The rise of the fourth branch has occurred alongside an unprecedented increase in presidential powers — from the power to determine when to go to war to the power to decide when it’s reasonable to vaporize a U.S. citizen in a drone strike. In this new order, information is jealously guarded and transparency has declined sharply. That trend, in turn, has given the fourth branch even greater insularity and independence. When Congress tries to respond to cases of agency abuse, it often finds officials walled off by claims of expanding executive privilege.

But while the agencies can sometimes be protected by the president, they can also protect themselves from him. Their power is independent of the president just as it is, in practice, independent of Congress and the judiciary.

Of course, federal agencies officially report to the White House under the umbrella of the executive branch. But in practice, the agencies have evolved into largely independent entities over which the president has very limited control. Only 1 percent of federal positions are filled by political appointees, as opposed to career officials, and on average appointees serve only two years. At an individual level, career officials are insulated from political pressure by civil service rules. There are also entire agencies — including the Securities and Exchange Commission, the Federal Trade Commission and the Federal Communications Commission — that are protected from White House interference.

Some agencies have gone so far as to refuse to comply with presidential orders. For example, in 1992 President George H.W. Bush ordered the U.S. Postal Service to withdraw a lawsuit against the Postal Rate Commission, and he threatened to sack members of the Postal Service’s Board of Governors who denied him. The courts ruled in favor of the independence of the agency.

Only “a small percentage of agency matters… rise to the level of presidential notice”. The rest remain “the sole concern of agency discretion”. For instance, when the Environmental Protection Agency (EPA) or the Department of the Interior (DOI) force people into poverty by depriving them of their land or their water or their jobs in order to preserve some animal, bird or fish instead, there seems to be no recourse to any higher authority for the human victims to appeal to for arbitration. (See for example our post The environmentalists’ tyrannical drive against civilization, January 19, 2013.)
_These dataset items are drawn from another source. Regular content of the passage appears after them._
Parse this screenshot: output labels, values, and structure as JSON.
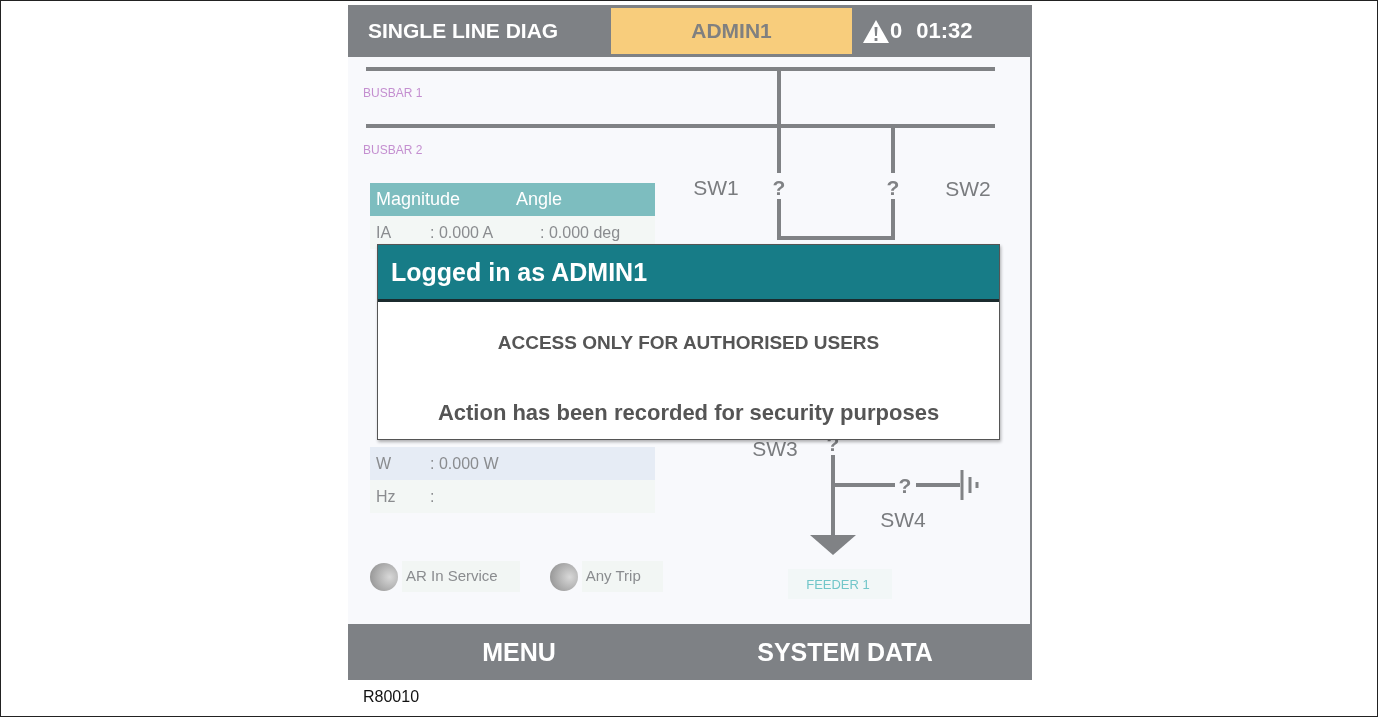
{
  "header": {
    "title": "SINGLE LINE DIAG",
    "user": "ADMIN1",
    "alarm_count": "0",
    "time": "01:32"
  },
  "diagram": {
    "busbars": [
      "BUSBAR 1",
      "BUSBAR 2"
    ],
    "switches": [
      {
        "label": "SW1",
        "state": "?"
      },
      {
        "label": "SW2",
        "state": "?"
      },
      {
        "label": "SW3",
        "state": "?"
      },
      {
        "label": "SW4",
        "state": "?"
      }
    ],
    "feeder": "FEEDER 1"
  },
  "measurements": {
    "columns": [
      "Magnitude",
      "Angle"
    ],
    "rows": [
      {
        "name": "IA",
        "magnitude": ": 0.000 A",
        "angle": ": 0.000 deg"
      },
      {
        "name": "W",
        "magnitude": ": 0.000 W"
      },
      {
        "name": "Hz",
        "magnitude": ":"
      }
    ]
  },
  "indicators": [
    {
      "label": "AR In Service",
      "on": false
    },
    {
      "label": "Any Trip",
      "on": false
    }
  ],
  "dialog": {
    "title": "Logged in as ADMIN1",
    "message": "ACCESS ONLY FOR AUTHORISED USERS",
    "note": "Action has been recorded for security purposes"
  },
  "footer": {
    "buttons": [
      "MENU",
      "SYSTEM DATA"
    ]
  },
  "figure_id": "R80010"
}
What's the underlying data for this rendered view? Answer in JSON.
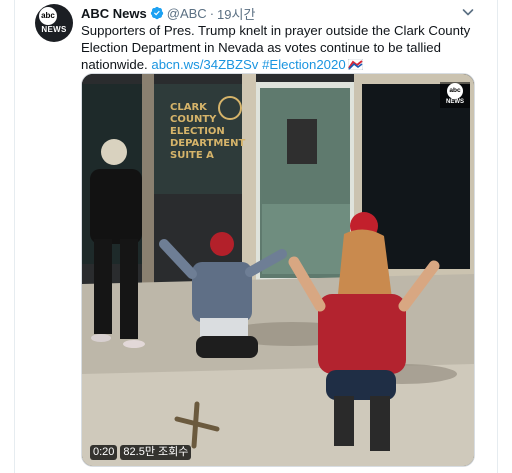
{
  "tweet": {
    "author_name": "ABC News",
    "handle": "@ABC",
    "separator": "·",
    "time": "19시간",
    "avatar": {
      "logo_text": "abc",
      "news_text": "NEWS"
    },
    "text_main": "Supporters of Pres. Trump knelt in prayer outside the Clark County Election Department in Nevada as votes continue to be tallied nationwide.",
    "link": "abcn.ws/34ZBZSv",
    "hashtag": "#Election2020"
  },
  "media": {
    "watermark": {
      "logo_text": "abc",
      "news_text": "NEWS"
    },
    "duration": "0:20",
    "views": "82.5만 조회수",
    "sign_text": [
      "CLARK",
      "COUNTY",
      "ELECTION",
      "DEPARTMENT",
      "SUITE A"
    ]
  },
  "colors": {
    "link": "#1b95e0",
    "verified": "#1da1f2",
    "meta_gray": "#5b7083"
  },
  "icons": [
    "verified-badge-icon",
    "caret-down-icon",
    "election-flag-icon"
  ]
}
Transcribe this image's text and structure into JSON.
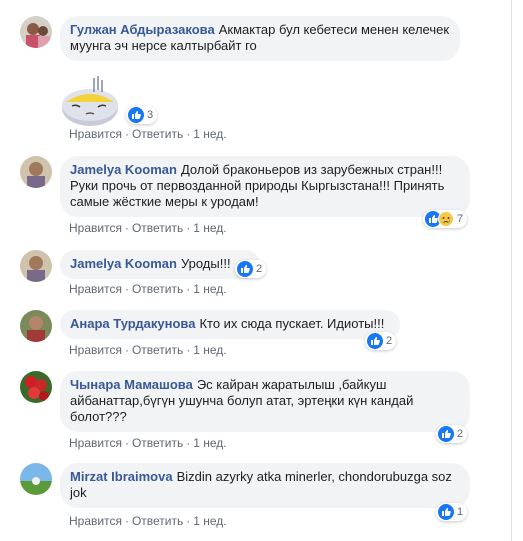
{
  "actions": {
    "like": "Нравится",
    "reply": "Ответить",
    "separator": "·"
  },
  "comments": [
    {
      "author": "Гулжан Абдыразакова",
      "text": "Акмактар бул кебетеси менен келечек муунга эч нерсе калтырбайт го",
      "time": "1 нед.",
      "reaction_count": "3",
      "avatar_color": "#c9516a"
    },
    {
      "author": "Jamelya Kooman",
      "text": "Долой браконьеров из зарубежных стран!!! Руки прочь от первозданной природы Кыргызстана!!! Принять самые жёсткие меры к уродам!",
      "time": "1 нед.",
      "reaction_count": "7",
      "avatar_color": "#a88b6c"
    },
    {
      "author": "Jamelya Kooman",
      "text": "Уроды!!!",
      "time": "1 нед.",
      "reaction_count": "2",
      "avatar_color": "#a88b6c"
    },
    {
      "author": "Анара Турдакунова",
      "text": "Кто их сюда пускает. Идиоты!!!",
      "time": "1 нед.",
      "reaction_count": "2",
      "avatar_color": "#a33a3a"
    },
    {
      "author": "Чынара Мамашова",
      "text": "Эс кайран жаратылыш ,байкуш айбанаттар,бүгүн ушунча болуп атат, эртеңки күн кандай болот???",
      "time": "1 нед.",
      "reaction_count": "2",
      "avatar_color": "#c8282a"
    },
    {
      "author": "Mirzat Ibraimova",
      "text": "Bizdin azyrky atka minerler, chondorubuzga soz jok",
      "time": "1 нед.",
      "reaction_count": "1",
      "avatar_color": "#5aa0d8"
    }
  ],
  "colors": {
    "link": "#385898",
    "meta": "#606770",
    "bubble": "#f2f3f5",
    "like_blue": "#1877f2"
  }
}
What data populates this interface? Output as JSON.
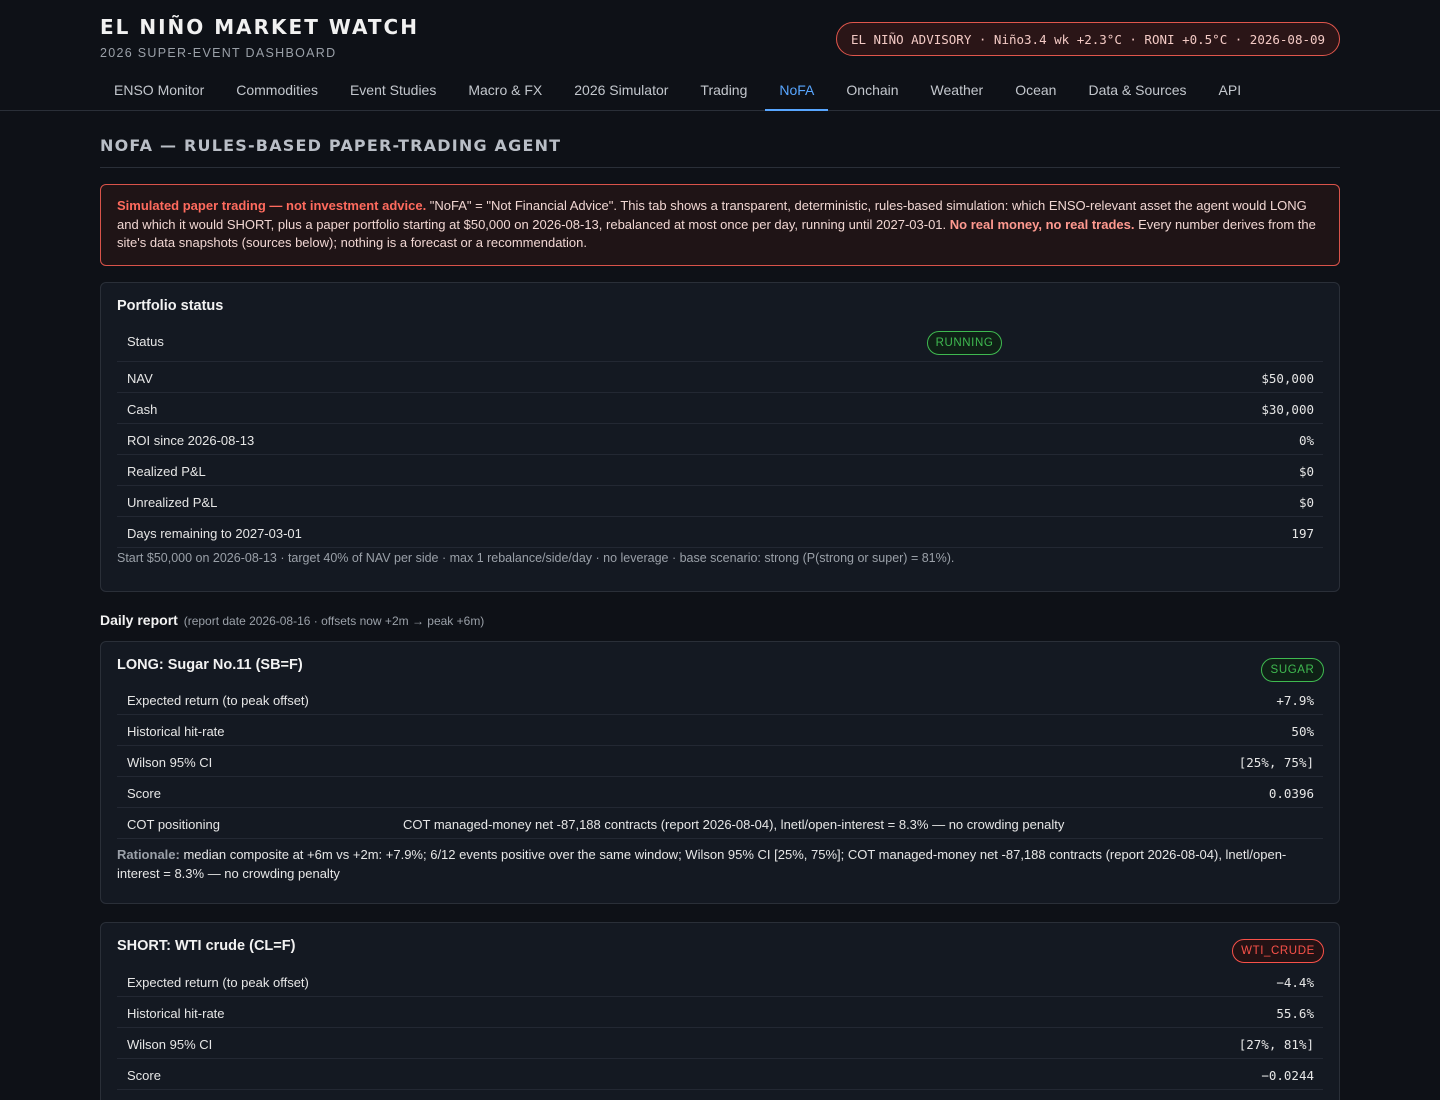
{
  "header": {
    "title": "EL NIÑO MARKET WATCH",
    "subtitle": "2026 SUPER-EVENT DASHBOARD",
    "advisory": "EL NIÑO ADVISORY · Niño3.4 wk +2.3°C · RONI +0.5°C · 2026-08-09"
  },
  "nav": {
    "tabs": [
      "ENSO Monitor",
      "Commodities",
      "Event Studies",
      "Macro & FX",
      "2026 Simulator",
      "Trading",
      "NoFA",
      "Onchain",
      "Weather",
      "Ocean",
      "Data & Sources",
      "API"
    ],
    "active": "NoFA"
  },
  "page": {
    "title": "NOFA — RULES-BASED PAPER-TRADING AGENT"
  },
  "disclaimer": {
    "lead": "Simulated paper trading — not investment advice.",
    "body1": " \"NoFA\" = \"Not Financial Advice\". This tab shows a transparent, deterministic, rules-based simulation: which ENSO-relevant asset the agent would LONG and which it would SHORT, plus a paper portfolio starting at $50,000 on 2026-08-13, rebalanced at most once per day, running until 2027-03-01. ",
    "emph": "No real money, no real trades.",
    "body2": " Every number derives from the site's data snapshots (sources below); nothing is a forecast or a recommendation."
  },
  "portfolio": {
    "title": "Portfolio status",
    "status_label": "Status",
    "status_value": "RUNNING",
    "rows": [
      {
        "label": "NAV",
        "value": "$50,000"
      },
      {
        "label": "Cash",
        "value": "$30,000"
      },
      {
        "label": "ROI since 2026-08-13",
        "value": "0%"
      },
      {
        "label": "Realized P&L",
        "value": "$0"
      },
      {
        "label": "Unrealized P&L",
        "value": "$0"
      },
      {
        "label": "Days remaining to 2027-03-01",
        "value": "197"
      }
    ],
    "footnote": "Start $50,000 on 2026-08-13 · target 40% of NAV per side · max 1 rebalance/side/day · no leverage · base scenario: strong (P(strong or super) = 81%)."
  },
  "daily_report": {
    "heading": "Daily report",
    "sub": "(report date 2026-08-16 · offsets now +2m → peak +6m)"
  },
  "long": {
    "title": "LONG: Sugar No.11 (SB=F)",
    "badge": "SUGAR",
    "rows": [
      {
        "label": "Expected return (to peak offset)",
        "value": "+7.9%"
      },
      {
        "label": "Historical hit-rate",
        "value": "50%"
      },
      {
        "label": "Wilson 95% CI",
        "value": "[25%, 75%]"
      },
      {
        "label": "Score",
        "value": "0.0396"
      }
    ],
    "cot_label": "COT positioning",
    "cot_value": "COT managed-money net -87,188 contracts (report 2026-08-04), lnetl/open-interest = 8.3% — no crowding penalty",
    "rationale_label": "Rationale:",
    "rationale": " median composite at +6m vs +2m: +7.9%; 6/12 events positive over the same window; Wilson 95% CI [25%, 75%]; COT managed-money net -87,188 contracts (report 2026-08-04), lnetl/open-interest = 8.3% — no crowding penalty"
  },
  "short": {
    "title": "SHORT: WTI crude (CL=F)",
    "badge": "WTI_CRUDE",
    "rows": [
      {
        "label": "Expected return (to peak offset)",
        "value": "−4.4%"
      },
      {
        "label": "Historical hit-rate",
        "value": "55.6%"
      },
      {
        "label": "Wilson 95% CI",
        "value": "[27%, 81%]"
      },
      {
        "label": "Score",
        "value": "−0.0244"
      }
    ]
  },
  "colors": {
    "accent": "#58a6ff",
    "positive": "#3fb950",
    "negative": "#f85149",
    "warning": "#ff6b5e"
  }
}
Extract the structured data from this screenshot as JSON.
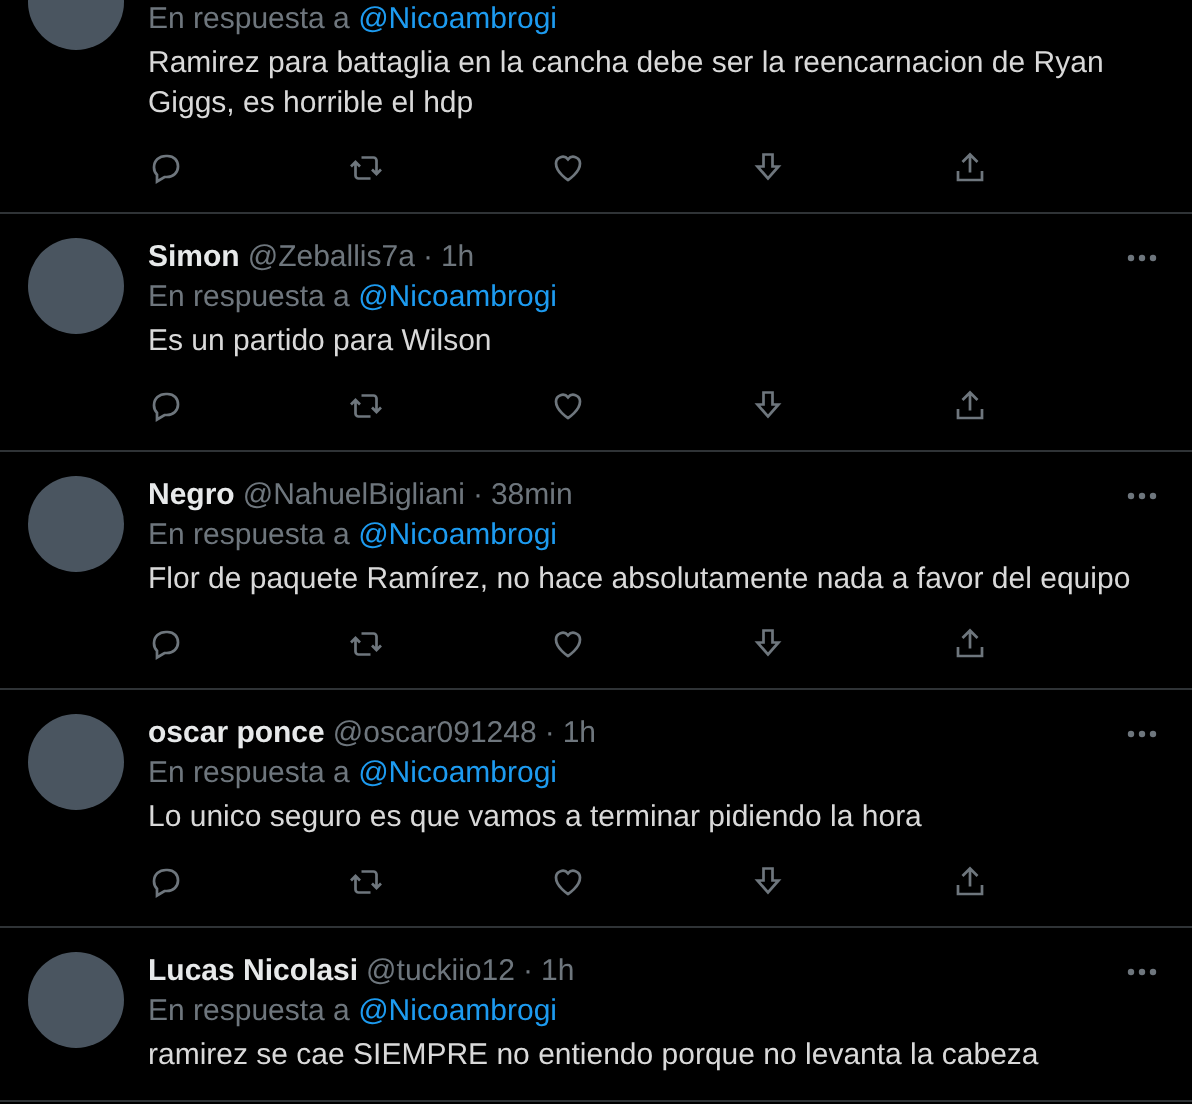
{
  "tweets": [
    {
      "reply_prefix": "En respuesta a",
      "reply_to": "@Nicoambrogi",
      "text": "Ramirez para battaglia en la cancha debe ser la reencarnacion de Ryan Giggs, es horrible el hdp",
      "actions": true
    },
    {
      "name": "Simon",
      "handle": "@Zeballis7a",
      "separator": "·",
      "time": "1h",
      "reply_prefix": "En respuesta a",
      "reply_to": "@Nicoambrogi",
      "text": "Es un partido para Wilson",
      "actions": true
    },
    {
      "name": "Negro",
      "handle": "@NahuelBigliani",
      "separator": "·",
      "time": "38min",
      "reply_prefix": "En respuesta a",
      "reply_to": "@Nicoambrogi",
      "text": "Flor de paquete Ramírez, no hace absolutamente nada a favor del equipo",
      "actions": true
    },
    {
      "name": "oscar ponce",
      "handle": "@oscar091248",
      "separator": "·",
      "time": "1h",
      "reply_prefix": "En respuesta a",
      "reply_to": "@Nicoambrogi",
      "text": "Lo unico seguro es que vamos a terminar pidiendo la hora",
      "actions": true
    },
    {
      "name": "Lucas Nicolasi",
      "handle": "@tuckiio12",
      "separator": "·",
      "time": "1h",
      "reply_prefix": "En respuesta a",
      "reply_to": "@Nicoambrogi",
      "text": "ramirez se cae SIEMPRE no entiendo porque no levanta la cabeza",
      "actions": false
    }
  ]
}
The marginalization Congress feels is magnified for citizens, who are routinely pulled into the vortex of an administrative state that allows little challenge or appeal. The IRS scandal is the rare case in which internal agency priorities are forced into the public eye. Most of the time, such internal policies are hidden from public view and congressional oversight. While public participation in the promulgation of new regulations is allowed, and often required, the process is generally perfunctory and dismissive.

Professor Turley speaks of “the new regulatory age“, in which –

Presidents and Congress can still change the government’s priorities, but the agencies effectively run the show based on their interpretations and discretion.

The importance of this development, he stresses, cannot be overestimated. It is a huge, momentous change in the US system of government.

The rise of this fourth branch represents perhaps the single greatest change in our system of government since the founding.

And he ends with a warning:

We cannot long protect liberty if our leaders continue to act like mere bystanders to the work of government.

Does the independent power of the bureaucracies mean that President Obama is off the hook for the scandals of Benghazi, the IRS targeting of conservative groups applying for tax exempt status, the Department of Justice secretly investigating journalists? That he could have done nothing much about them one way or the other even if he’d wanted to?

If so, is that why the Washington Post published Professor Turley’s article?

Interesting questions, but of passing concern.

What matters is that Americans are no longer living in the free democratic republic they think they are.